La escritora Carmen Laforet

La escritora Carmen Laforet

Pensamiento

Carmen Laforet, la chica de la maleta

La escritora fue una mujer viajera en busca de sí misma, de satisfacer la expectativas que había suscitado su premiada novela 'Nada'

17 marzo, 2019 00:00

Hace nueve años Anna Caballé e Israel Rolón escribieron una espléndida biografía de Carmen Laforet que subtitularon Una mujer en fuga (RBA). He preferido transformar esa imagen de permanente fugitiva, que lo fue de la novelista barcelonesa, en la chica de la maleta, el título de la película de Valerio Zurlini (1961) que hizo célebre a Claudia Cardinale. Efectivamente, Laforet fue la chica de la maleta, una maleta llena de papeles, de textos suyos en curso, itinerante entre muchos lugares (Barcelona, Las Palmas, Madrid, Estados Unidos, Roma, Tánger, de nuevo Madrid). Una mujer viajera en busca de sí misma, de satisfacer la expectativas que había suscitado su premiada novela Nada, allá por el año 1944, cuando ella sólo tenía 23 años En las novelas que terminó, desde La isla de los demonios (1952) a Al volver la esquina (escrita en los años 70 y editada póstumamente por Destino en 2004), siempre reprodujo el arquetipo de Nada: la confrontación entre la inquietud juvenil y la mediocridad cutre de la España del franquismo. Nunca acabó de digerir el éxito de Nada que, por cierto, fue llevada a la pantalla en 1947 a través de una película de Edgar Neville con Conchita Montes como protagonista, y que fue censurada groseramente. Unos años más tarde, en 1956, en Argentina, se hizo otra versión cinematográfica dirigida por Leopoldo Torre Nilsson.

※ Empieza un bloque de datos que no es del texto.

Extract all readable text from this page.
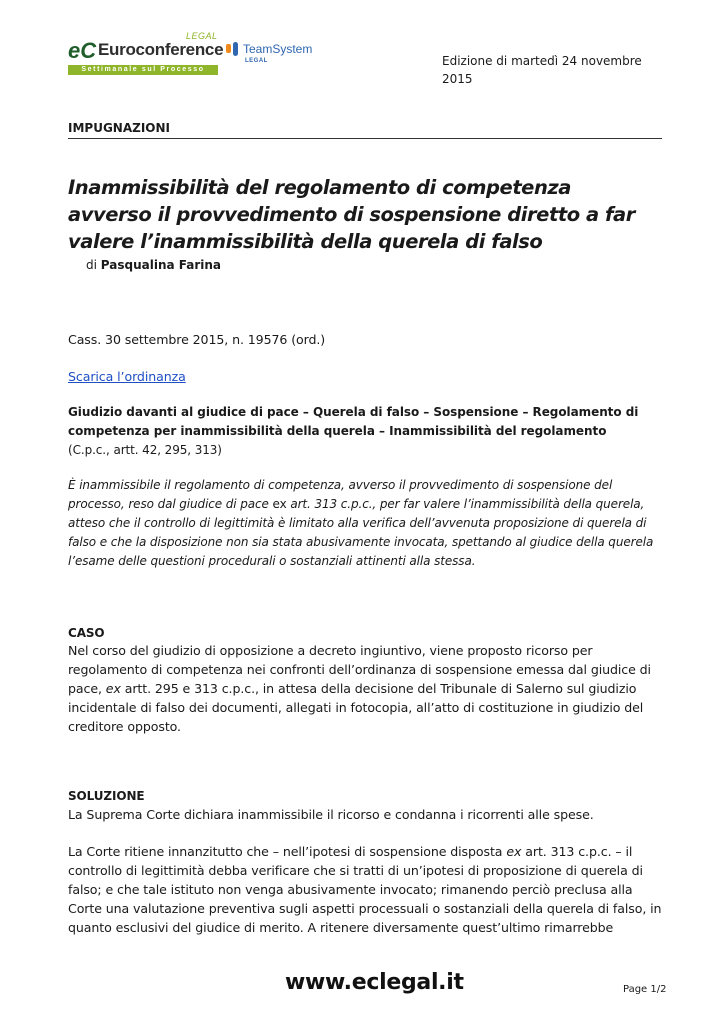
eC Euroconference
Settimanale sul Processo Civile
LEGAL
TeamSystem
LEGAL	Edizione di martedì 24 novembre
2015
IMPUGNAZIONI
Inammissibilità del regolamento di competenza avverso il provvedimento di sospensione diretto a far valere l’inammissibilità della querela di falso
di Pasqualina Farina

Cass. 30 settembre 2015, n. 19576 (ord.)

Scarica l’ordinanza

Giudizio davanti al giudice di pace – Querela di falso – Sospensione – Regolamento di competenza per inammissibilità della querela – Inammissibilità del regolamento

(C.p.c., artt. 42, 295, 313)

È inammissibile il regolamento di competenza, avverso il provvedimento di sospensione del processo, reso dal giudice di pace ex art. 313 c.p.c., per far valere l’inammissibilità della querela, atteso che il controllo di legittimità è limitato alla verifica dell’avvenuta proposizione di querela di falso e che la disposizione non sia stata abusivamente invocata, spettando al giudice della querela l’esame delle questioni procedurali o sostanziali attinenti alla stessa.

CASO

Nel corso del giudizio di opposizione a decreto ingiuntivo, viene proposto ricorso per regolamento di competenza nei confronti dell’ordinanza di sospensione emessa dal giudice di pace, ex artt. 295 e 313 c.p.c., in attesa della decisione del Tribunale di Salerno sul giudizio incidentale di falso dei documenti, allegati in fotocopia, all’atto di costituzione in giudizio del creditore opposto.

SOLUZIONE

La Suprema Corte dichiara inammissibile il ricorso e condanna i ricorrenti alle spese.

La Corte ritiene innanzitutto che – nell’ipotesi di sospensione disposta ex art. 313 c.p.c. – il controllo di legittimità debba verificare che si tratti di un’ipotesi di proposizione di querela di falso; e che tale istituto non venga abusivamente invocato; rimanendo perciò preclusa alla Corte una valutazione preventiva sugli aspetti processuali o sostanziali della querela di falso, in quanto esclusivi del giudice di merito. A ritenere diversamente quest’ultimo rimarrebbe

www.eclegal.it	Page 1/2
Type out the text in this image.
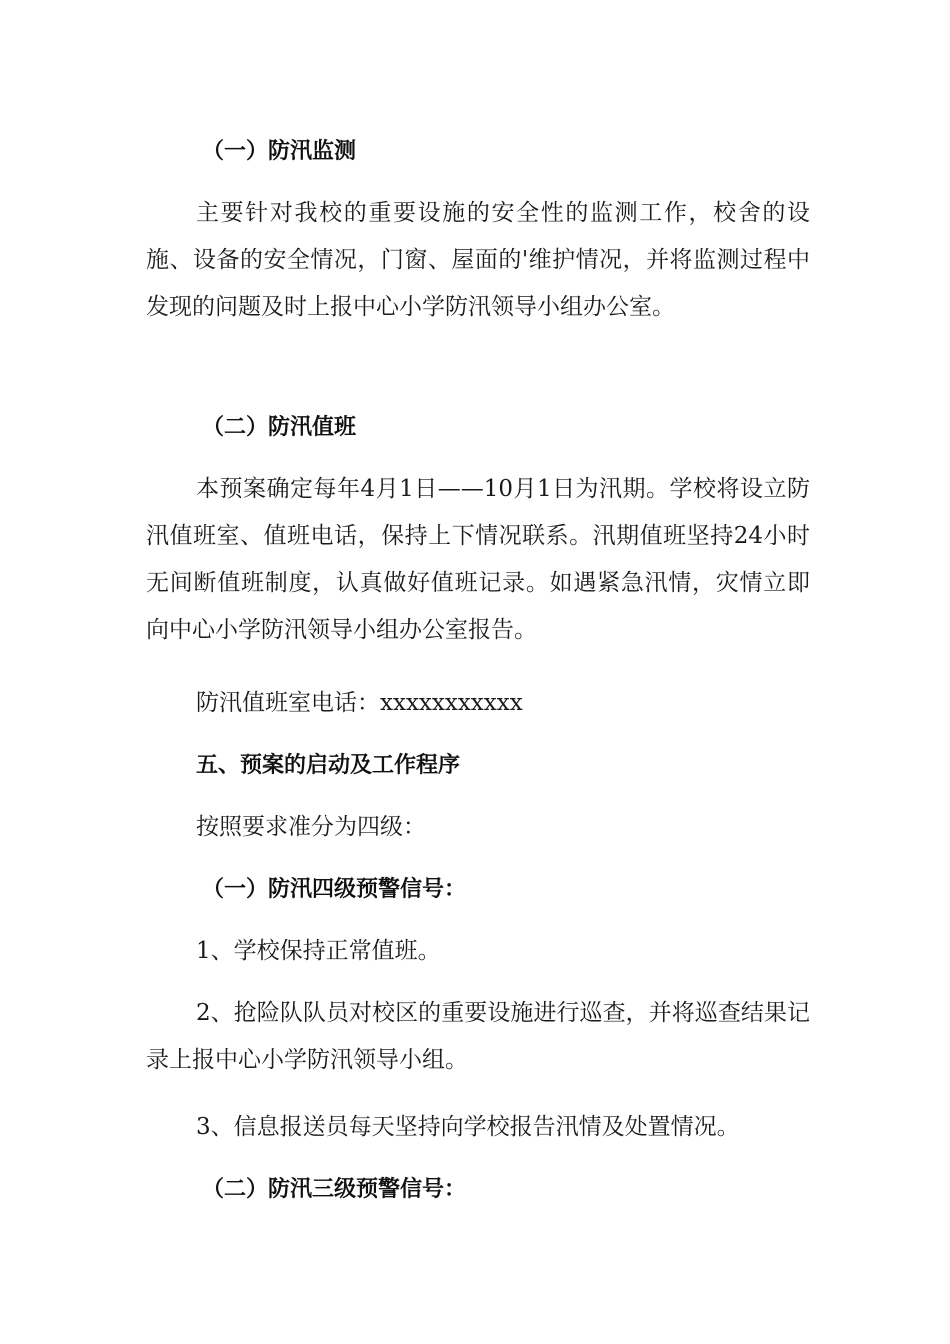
（一）防汛监测
主要针对我校的重要设施的安全性的监测工作，校舍的设施、设备的安全情况，门窗、屋面的'维护情况，并将监测过程中发现的问题及时上报中心小学防汛领导小组办公室。
（二）防汛值班
本预案确定每年4月1日——10月1日为汛期。学校将设立防汛值班室、值班电话，保持上下情况联系。汛期值班坚持24小时无间断值班制度，认真做好值班记录。如遇紧急汛情，灾情立即向中心小学防汛领导小组办公室报告。
防汛值班室电话：xxxxxxxxxxx
五、预案的启动及工作程序
按照要求准分为四级：
（一）防汛四级预警信号：
1、学校保持正常值班。
2、抢险队队员对校区的重要设施进行巡查，并将巡查结果记录上报中心小学防汛领导小组。
3、信息报送员每天坚持向学校报告汛情及处置情况。
（二）防汛三级预警信号：
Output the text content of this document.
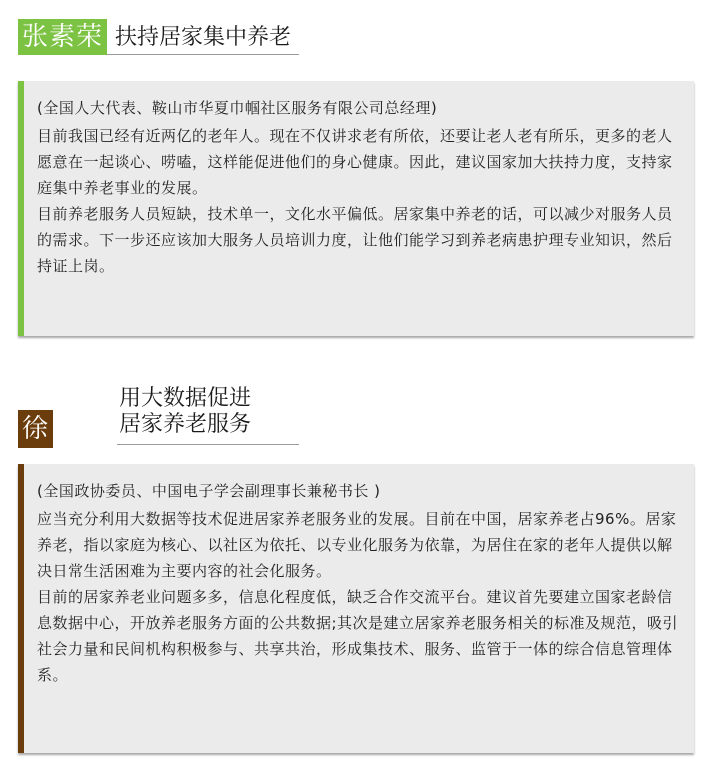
张素荣 扶持居家集中养老

(全国人大代表、鞍山市华夏巾帼社区服务有限公司总经理)

目前我国已经有近两亿的老年人。现在不仅讲求老有所依，还要让老人老有所乐，更多的老人愿意在一起谈心、唠嗑，这样能促进他们的身心健康。因此，建议国家加大扶持力度，支持家庭集中养老事业的发展。

目前养老服务人员短缺，技术单一，文化水平偏低。居家集中养老的话，可以减少对服务人员的需求。下一步还应该加大服务人员培训力度，让他们能学习到养老病患护理专业知识，然后持证上岗。

徐
用大数据促进
居家养老服务

(全国政协委员、中国电子学会副理事长兼秘书长 )

应当充分利用大数据等技术促进居家养老服务业的发展。目前在中国，居家养老占96%。居家养老，指以家庭为核心、以社区为依托、以专业化服务为依靠，为居住在家的老年人提供以解决日常生活困难为主要内容的社会化服务。

目前的居家养老业问题多多，信息化程度低，缺乏合作交流平台。建议首先要建立国家老龄信息数据中心，开放养老服务方面的公共数据;其次是建立居家养老服务相关的标准及规范，吸引社会力量和民间机构积极参与、共享共治，形成集技术、服务、监管于一体的综合信息管理体系。
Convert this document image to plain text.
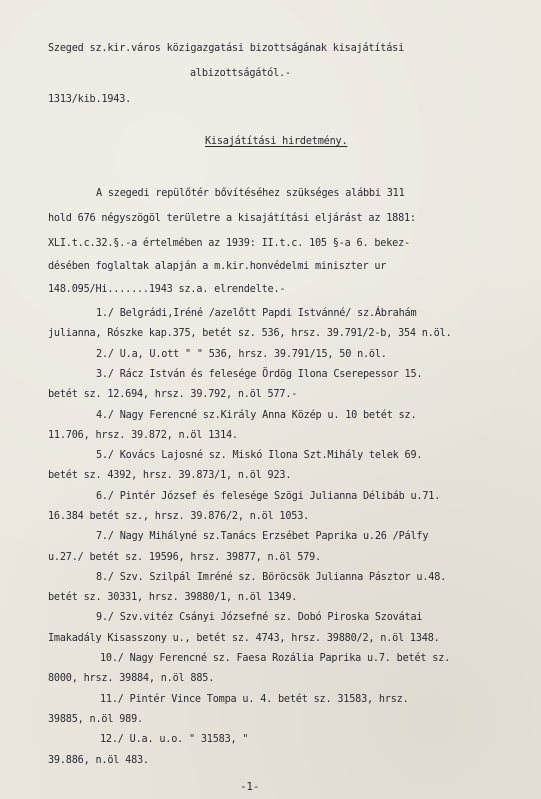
Szeged sz.kir.város közigazgatási bizottságának kisajátítási
albizottságától.-
1313/kib.1943.
Kisajátítási hirdetmény.
A szegedi repülőtér bővítéséhez szükséges alábbi 311
hold 676 négyszögöl területre a kisajátítási eljárást az 1881:
XLI.t.c.32.§.-a értelmében az 1939: II.t.c. 105 §-a 6. bekez-
désében foglaltak alapján a m.kir.honvédelmi miniszter ur
148.095/Hi.......1943 sz.a. elrendelte.-
1./ Belgrádi,Iréné /azelőtt Papdi Istvánné/ sz.Ábrahám
julianna, Rószke kap.375, betét sz. 536, hrsz. 39.791/2-b, 354 n.öl.
2./ U.a, U.ott " " 536, hrsz. 39.791/15, 50 n.öl.
3./ Rácz István és felesége Ördög Ilona Cserepessor 15.
betét sz. 12.694, hrsz. 39.792, n.öl 577.-
4./ Nagy Ferencné sz.Király Anna Közép u. 10 betét sz.
11.706, hrsz. 39.872, n.öl 1314.
5./ Kovács Lajosné sz. Miskó Ilona Szt.Mihály telek 69.
betét sz. 4392, hrsz. 39.873/1, n.öl 923.
6./ Pintér József és felesége Szögi Julianna Délibáb u.71.
16.384 betét sz., hrsz. 39.876/2, n.öl 1053.
7./ Nagy Mihályné sz.Tanács Erzsébet Paprika u.26 /Pálfy
u.27./ betét sz. 19596, hrsz. 39877, n.öl 579.
8./ Szv. Szilpál Imréné sz. Böröcsök Julianna Pásztor u.48.
betét sz. 30331, hrsz. 39880/1, n.öl 1349.
9./ Szv.vitéz Csányi Józsefné sz. Dobó Piroska Szovátai
Imakadály Kisasszony u., betét sz. 4743, hrsz. 39880/2, n.öl 1348.
10./ Nagy Ferencné sz. Faesa Rozália Paprika u.7. betét sz.
8000, hrsz. 39884, n.öl 885.
11./ Pintér Vince Tompa u. 4. betét sz. 31583, hrsz.
39885, n.öl 989.
12./ U.a. u.o. " 31583, "
39.886, n.öl 483.
-1-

Laforet fue, ante todo, una mujer compleja. Huérfana de madre, cuando ella tenía trece años, hija de un padre, arquitecto municipal, autoritario, que se volvió a casar tras la viudez, con una mujer que ejerció para Laforet de madrastra arquetípica. Su vida de fugitiva empezó saliendo de Las Palmas de Gran Canaria donde vivió desde que tenía un año y medio de edad y retornando a la Barcelona donde nació, al piso de Aribau, 36, donde consta hoy un recordatorio de su presencia en este espacio. Huía de su madrastra a caballo de un primer amor, Ricardo Lezcano, con el que nunca se casó. Lo hizo con el que se convertiría en su promotor y lanzadera literaria: Manuel Cerezales. Tuvo cinco hijos. Su hija Cristina Cerezales ha sido editora de parte de su obra. Se separaría de su marido en 1970. Su inseguridad personal en el marco de la España franquista lastró su existencia. Se movió desde su viaje a Estados Unidos en 1965 en una extraña conjunción de religiosidad mística y de indefiniciones respecto a sus propias inclinaciones sexuales. Surgen amigos entrañables como Ramón J. Sender con el que se cruza una jugosa correspondencia y unas amigas que le hacen deslizarse por una cierta ambigüedad, como la tenista Lilí Álvarez o Linka, tal y como manifestó el magnífico documental de Imprescindibles: Una chica rara, de Ana Pérez de la Fuente y Marta Arribas.

Su extraña fragilidad y levedad del ser, con la propia conciencia de su rareza, la pasión por el mar y la luz, en contraste con la grisura y sordidez de la época que le tocó vivir, la permanente insatisfacción que le lleva a escribir y romper casi compulsivamente la soledad, mitad deseada, mitad forzada, son sensaciones cargadas de contradicciones que Laforet vivió y sufrió en busca de una felicidad escondida que nunca alcanzó, ni en el techo de su éxito literario. El personaje de la Andrea de su novela Nada la persiguió siempre porque era ella misma y como tal nunca superó ni supo llenar aquella nada ambiental que la envolvía: los “días sin importancia que le pesaban como una cuadrada piedra gris en el cerebro”, la evidencia de que “unos nacen para vivir, otros para trabajar y otros para mirar la vida”, en cuyo tercer grupo ella se integraba, la ambivalencia del premio que llena el alma de vanidad pero comporta la insoportable responsabilidad de estar a la altura de lo que supuestamente se solicita de uno mismo...

Con estos gravámenes a la espalda vivió Laforet desde su juventud y llegó a la vejez agónicamente, con una arterioesclerosis cerebral que la llevó a la tumba en el 2004, aunque ella había muerto mucho antes.